Since Jørgen Haugen Sørensen's first solo in Holbergsgade in 2014, Hans Alf Gallery has exhibited everything from bronze sculptures and drawings to glazed stoneware in various forms and colors, as well as reliefs in bronze, ceramic, and jesmonite. However, the most acclaimed part of the renowned sculptor's production—the sublime stone sculptures that put him on the map internationally and which can be seen in places like Seoul, Ankara, Yorkshire, Portugal, and all round our own modest capitol—have never been exhibited in the gallery. Until now.
On Friday, August 16th, we open the doors to a small but carefully curated exhibition of Haugen Sørensen's stone works. With the help of the sculptor's widow, Eli Benveniste, we have selected a series of sculptures from the 1980s and early 1990s that tell the story of an artist who expressed himself freely and effortlessly in virtually all materials.
Jørgen Haugen Sørensen first encountered stone in 1971, when he was commissioned to create a large-scale work for the School of Journalism in Aarhus, Denmark. It began with a piece of red marble in Verona, a material he initially rejected as a symbol of the self-congratulatory, elitist and exalted sculptural tradition he had sought to distance himself from. However, it quickly became clear to everyone, including the artist himself, that he mastered the soft marble with the same natural virtuosity as all the other materials he had worked with. Haugen Sørensen was hooked. Over the following decade, he increasingly devoted himself to marble and other types of stone, and the results of his efforts during this period can still be seen in many Danish museums, public spaces, and around the world.
Throughout the 1980s, the hard, stubborn granite became Haugen Sørensen's favorite material. His sculptures changed in form and expression: while they had previously focused on contrasts between the soft and the angular, the organic and the industrial, his works now became increasingly brutal, unforgiving, and concrete. Haugen Sørensen's granite constructions were not meant to convey any particular message or serve as abstractions of a given idea or philosophy; they were defiant monuments, frozen war, ideal spaces in themselves. In a conversation with Sir Peter Murray, the long-time artistic director of Yorkshire Sculpture Park, Jørgen Haugen Sørensen expressed his disdain for grand statements about "the inherent truth of the stone" or attempts to "listen to the stone." If a stone could speak, Jørgen said, it would simply say, "Leave me alone."
For Haugen Sørensen, working with granite was the antithesis of modeling in clay.
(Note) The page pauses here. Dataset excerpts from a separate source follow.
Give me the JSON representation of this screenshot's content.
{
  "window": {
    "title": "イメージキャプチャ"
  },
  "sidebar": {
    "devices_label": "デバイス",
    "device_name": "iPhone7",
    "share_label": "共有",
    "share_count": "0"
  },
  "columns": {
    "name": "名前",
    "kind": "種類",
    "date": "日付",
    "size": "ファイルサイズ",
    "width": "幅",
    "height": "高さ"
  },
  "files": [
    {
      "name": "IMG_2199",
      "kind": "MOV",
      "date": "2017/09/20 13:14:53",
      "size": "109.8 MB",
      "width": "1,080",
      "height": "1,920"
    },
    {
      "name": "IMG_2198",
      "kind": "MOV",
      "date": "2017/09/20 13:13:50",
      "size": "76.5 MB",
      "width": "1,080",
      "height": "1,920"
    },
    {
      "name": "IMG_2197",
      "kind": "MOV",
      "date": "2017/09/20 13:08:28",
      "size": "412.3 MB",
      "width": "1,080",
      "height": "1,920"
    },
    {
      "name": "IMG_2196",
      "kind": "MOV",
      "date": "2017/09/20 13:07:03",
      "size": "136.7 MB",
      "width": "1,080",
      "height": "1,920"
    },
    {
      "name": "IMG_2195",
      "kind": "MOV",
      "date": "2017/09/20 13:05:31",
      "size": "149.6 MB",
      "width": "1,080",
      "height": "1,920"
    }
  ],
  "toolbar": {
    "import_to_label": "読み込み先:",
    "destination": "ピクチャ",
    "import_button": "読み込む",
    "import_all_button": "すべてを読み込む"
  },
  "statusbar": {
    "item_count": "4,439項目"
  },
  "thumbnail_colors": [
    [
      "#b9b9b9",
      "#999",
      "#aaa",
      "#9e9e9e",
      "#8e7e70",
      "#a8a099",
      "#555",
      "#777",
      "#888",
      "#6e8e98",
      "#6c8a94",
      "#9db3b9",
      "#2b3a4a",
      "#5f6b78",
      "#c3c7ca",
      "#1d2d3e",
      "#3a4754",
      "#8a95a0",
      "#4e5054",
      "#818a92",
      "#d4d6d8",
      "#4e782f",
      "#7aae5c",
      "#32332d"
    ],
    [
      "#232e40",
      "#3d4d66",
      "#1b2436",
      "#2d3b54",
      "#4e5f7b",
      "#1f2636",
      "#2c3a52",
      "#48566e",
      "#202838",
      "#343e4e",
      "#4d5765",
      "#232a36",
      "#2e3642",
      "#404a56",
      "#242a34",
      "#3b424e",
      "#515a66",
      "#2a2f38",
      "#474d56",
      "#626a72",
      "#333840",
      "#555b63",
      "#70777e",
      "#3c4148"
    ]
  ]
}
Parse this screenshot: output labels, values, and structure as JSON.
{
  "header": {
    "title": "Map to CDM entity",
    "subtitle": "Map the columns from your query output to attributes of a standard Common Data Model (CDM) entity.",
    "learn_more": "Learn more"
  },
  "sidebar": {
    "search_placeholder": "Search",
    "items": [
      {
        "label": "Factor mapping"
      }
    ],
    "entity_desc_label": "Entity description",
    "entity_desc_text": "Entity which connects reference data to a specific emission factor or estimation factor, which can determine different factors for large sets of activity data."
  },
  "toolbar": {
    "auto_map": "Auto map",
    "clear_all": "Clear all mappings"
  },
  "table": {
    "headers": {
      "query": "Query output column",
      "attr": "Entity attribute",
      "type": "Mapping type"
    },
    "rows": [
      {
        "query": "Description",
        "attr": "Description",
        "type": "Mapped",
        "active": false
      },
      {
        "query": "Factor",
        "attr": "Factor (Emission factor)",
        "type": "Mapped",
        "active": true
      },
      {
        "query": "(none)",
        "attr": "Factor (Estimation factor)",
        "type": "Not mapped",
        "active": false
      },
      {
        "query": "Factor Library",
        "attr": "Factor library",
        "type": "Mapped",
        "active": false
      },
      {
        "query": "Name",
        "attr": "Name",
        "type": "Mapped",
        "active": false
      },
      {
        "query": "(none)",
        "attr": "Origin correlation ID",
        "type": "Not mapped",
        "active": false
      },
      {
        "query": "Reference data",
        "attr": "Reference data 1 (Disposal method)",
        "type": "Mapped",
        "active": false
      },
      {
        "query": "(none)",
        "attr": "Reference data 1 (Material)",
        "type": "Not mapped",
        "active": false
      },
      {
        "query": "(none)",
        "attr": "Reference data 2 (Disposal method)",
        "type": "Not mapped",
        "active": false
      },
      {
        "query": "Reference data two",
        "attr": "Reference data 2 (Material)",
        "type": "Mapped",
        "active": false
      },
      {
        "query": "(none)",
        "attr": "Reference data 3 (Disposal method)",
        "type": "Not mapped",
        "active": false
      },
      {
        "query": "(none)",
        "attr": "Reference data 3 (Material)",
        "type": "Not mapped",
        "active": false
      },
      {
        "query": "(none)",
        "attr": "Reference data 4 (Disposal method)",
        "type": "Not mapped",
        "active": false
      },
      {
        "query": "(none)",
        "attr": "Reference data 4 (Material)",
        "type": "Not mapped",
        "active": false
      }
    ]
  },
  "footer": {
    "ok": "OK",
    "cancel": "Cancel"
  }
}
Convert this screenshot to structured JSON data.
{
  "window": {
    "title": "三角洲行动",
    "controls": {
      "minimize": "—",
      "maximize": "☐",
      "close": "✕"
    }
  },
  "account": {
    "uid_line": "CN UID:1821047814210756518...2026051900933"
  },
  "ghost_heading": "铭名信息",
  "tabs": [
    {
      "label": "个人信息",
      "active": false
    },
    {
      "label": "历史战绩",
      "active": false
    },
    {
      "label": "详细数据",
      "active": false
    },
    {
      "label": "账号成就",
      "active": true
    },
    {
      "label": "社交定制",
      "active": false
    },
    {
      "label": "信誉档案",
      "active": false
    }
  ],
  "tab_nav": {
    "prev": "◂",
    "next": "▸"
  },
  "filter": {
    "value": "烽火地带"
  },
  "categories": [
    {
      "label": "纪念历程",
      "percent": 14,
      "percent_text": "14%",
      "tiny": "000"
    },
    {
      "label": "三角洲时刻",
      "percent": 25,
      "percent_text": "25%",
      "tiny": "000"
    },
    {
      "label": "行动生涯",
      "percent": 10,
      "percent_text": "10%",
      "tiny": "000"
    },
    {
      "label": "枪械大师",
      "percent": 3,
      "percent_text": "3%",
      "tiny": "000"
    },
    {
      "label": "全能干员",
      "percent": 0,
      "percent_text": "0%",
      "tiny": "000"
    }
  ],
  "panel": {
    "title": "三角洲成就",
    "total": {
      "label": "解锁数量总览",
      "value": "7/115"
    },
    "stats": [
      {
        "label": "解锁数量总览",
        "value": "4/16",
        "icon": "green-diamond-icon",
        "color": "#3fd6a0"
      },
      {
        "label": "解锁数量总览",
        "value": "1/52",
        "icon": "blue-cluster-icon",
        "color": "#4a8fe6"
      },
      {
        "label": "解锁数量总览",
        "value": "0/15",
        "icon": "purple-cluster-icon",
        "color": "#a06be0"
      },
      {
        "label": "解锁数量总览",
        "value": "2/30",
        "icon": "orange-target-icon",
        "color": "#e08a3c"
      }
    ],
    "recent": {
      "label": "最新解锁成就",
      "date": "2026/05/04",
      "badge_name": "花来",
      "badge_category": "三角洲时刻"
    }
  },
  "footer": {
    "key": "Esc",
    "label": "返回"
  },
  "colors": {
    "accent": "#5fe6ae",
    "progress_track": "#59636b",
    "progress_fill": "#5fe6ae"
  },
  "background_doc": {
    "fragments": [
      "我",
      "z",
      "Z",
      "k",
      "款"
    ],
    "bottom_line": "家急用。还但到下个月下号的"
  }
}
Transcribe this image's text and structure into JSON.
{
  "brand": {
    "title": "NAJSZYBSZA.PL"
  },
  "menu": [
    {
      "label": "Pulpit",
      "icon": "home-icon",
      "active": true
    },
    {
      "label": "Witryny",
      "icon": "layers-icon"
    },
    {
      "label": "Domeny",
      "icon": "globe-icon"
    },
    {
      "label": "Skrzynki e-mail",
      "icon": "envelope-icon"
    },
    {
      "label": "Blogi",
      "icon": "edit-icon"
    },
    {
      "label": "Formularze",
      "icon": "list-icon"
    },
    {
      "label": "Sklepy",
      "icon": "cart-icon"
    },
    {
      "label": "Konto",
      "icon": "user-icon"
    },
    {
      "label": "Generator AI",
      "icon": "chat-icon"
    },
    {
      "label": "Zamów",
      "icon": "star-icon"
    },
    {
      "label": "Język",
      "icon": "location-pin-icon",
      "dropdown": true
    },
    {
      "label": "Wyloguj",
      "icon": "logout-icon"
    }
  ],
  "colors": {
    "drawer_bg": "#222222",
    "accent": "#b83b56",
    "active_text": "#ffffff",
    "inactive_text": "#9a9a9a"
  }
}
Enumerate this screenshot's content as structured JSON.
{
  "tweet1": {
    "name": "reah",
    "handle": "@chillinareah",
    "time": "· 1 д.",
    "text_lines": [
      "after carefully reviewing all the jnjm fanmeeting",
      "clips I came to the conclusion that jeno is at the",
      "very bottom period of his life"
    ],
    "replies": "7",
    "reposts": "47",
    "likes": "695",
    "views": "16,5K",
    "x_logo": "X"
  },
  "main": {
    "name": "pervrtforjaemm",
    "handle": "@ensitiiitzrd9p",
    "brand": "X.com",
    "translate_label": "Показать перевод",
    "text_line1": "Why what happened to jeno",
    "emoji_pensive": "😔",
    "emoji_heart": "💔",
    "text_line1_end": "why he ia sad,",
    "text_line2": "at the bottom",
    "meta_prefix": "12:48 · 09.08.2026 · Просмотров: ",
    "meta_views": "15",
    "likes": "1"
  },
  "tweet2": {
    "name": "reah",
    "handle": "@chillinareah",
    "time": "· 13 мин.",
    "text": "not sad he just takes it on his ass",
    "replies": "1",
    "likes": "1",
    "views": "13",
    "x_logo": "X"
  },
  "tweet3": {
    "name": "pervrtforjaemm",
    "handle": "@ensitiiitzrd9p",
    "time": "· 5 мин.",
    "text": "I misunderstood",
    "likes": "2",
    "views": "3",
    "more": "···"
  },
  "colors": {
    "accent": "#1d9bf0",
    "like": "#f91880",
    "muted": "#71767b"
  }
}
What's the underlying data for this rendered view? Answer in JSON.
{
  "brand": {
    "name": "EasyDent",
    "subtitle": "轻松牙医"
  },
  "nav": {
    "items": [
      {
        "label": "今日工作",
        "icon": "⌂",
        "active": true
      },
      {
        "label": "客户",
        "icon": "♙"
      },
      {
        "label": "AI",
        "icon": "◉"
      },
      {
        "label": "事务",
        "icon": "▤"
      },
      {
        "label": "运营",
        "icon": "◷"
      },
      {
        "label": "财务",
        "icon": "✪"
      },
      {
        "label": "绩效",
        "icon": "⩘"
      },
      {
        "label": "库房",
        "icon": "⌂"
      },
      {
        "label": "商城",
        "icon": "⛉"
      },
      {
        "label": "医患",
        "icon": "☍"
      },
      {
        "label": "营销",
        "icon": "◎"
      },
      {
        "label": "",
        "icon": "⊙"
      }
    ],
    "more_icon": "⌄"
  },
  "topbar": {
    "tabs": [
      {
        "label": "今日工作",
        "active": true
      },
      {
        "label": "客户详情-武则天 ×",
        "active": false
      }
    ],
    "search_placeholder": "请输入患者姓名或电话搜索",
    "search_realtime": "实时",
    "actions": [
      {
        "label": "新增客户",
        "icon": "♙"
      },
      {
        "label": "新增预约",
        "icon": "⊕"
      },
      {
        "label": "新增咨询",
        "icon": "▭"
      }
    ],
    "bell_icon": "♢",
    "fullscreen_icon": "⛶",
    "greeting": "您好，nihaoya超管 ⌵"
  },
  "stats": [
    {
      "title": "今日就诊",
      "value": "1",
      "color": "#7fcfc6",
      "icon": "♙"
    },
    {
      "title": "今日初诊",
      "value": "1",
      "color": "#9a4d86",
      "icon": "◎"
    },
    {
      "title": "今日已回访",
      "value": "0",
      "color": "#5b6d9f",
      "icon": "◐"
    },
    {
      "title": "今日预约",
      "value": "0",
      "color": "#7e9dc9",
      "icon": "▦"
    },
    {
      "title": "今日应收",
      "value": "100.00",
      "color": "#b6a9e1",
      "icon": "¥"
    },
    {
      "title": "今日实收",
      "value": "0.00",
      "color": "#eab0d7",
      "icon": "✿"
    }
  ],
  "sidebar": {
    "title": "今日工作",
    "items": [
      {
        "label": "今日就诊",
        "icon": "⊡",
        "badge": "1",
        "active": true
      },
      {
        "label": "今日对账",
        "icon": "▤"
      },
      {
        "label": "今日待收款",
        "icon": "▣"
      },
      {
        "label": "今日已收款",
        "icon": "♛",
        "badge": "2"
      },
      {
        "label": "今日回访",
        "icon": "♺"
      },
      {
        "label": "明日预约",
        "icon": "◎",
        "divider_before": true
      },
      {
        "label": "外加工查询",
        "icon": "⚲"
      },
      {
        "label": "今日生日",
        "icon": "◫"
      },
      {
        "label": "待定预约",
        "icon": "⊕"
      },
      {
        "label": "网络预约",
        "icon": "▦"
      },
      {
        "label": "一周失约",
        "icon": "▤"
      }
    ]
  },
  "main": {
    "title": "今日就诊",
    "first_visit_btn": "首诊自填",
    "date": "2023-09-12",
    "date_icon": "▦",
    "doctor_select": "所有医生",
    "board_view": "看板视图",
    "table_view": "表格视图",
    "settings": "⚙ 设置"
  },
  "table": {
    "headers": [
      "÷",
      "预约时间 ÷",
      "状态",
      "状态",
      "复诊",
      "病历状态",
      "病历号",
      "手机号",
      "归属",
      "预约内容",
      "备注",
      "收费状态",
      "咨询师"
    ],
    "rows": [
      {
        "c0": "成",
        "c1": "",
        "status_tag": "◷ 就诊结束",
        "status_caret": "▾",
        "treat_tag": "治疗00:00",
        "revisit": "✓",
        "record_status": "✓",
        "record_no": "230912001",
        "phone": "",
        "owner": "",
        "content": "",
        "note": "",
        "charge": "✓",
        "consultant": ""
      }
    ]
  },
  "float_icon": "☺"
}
While clay was fleeting and pliable, allowing him to fantasize and improvise in the moment, working with granite was hard and relentless, a punishing task that required careful planning, massive machines, and immense physical effort. Clay allowed him to reproduce the external world in long, soft movements. Granite, on the other hand, forced him, in his own words, to work like a poet, constantly cutting away, refining, and reworking the material until he reached its essence. For this reason, Haugen Sørensen also saw his granite sculptures as projections of an inner world: ideal spaces, concrete balance, and dialogue without language.
During the 1990s, clay once again became Jørgen Haugen Sørensen's primary medium of expression. Working with the heavy stones had become too exhausting for the seasoned artist, who was now in his 60s, and he missed the more forgiving nature of clay. In the late 2000s, Haugen Sørensen briefly returned to granite when the New Carlsberg Foundation commissioned a monumental work to be installed at Amager Strandpark. The sculpture, inaugurated in 2011 and named "The Colossus," was Denmark's largest sculpture at the time, standing 7.2 meters tall and weighing 69 tons. "The Colossus" became Jørgen Haugen Sørensen's last stone sculpture. He passed away on November 18, 2021, in his home in Pietrasanta.
"Stone upon Stone" opens August 16 in the main gallery and will be on view through September 13.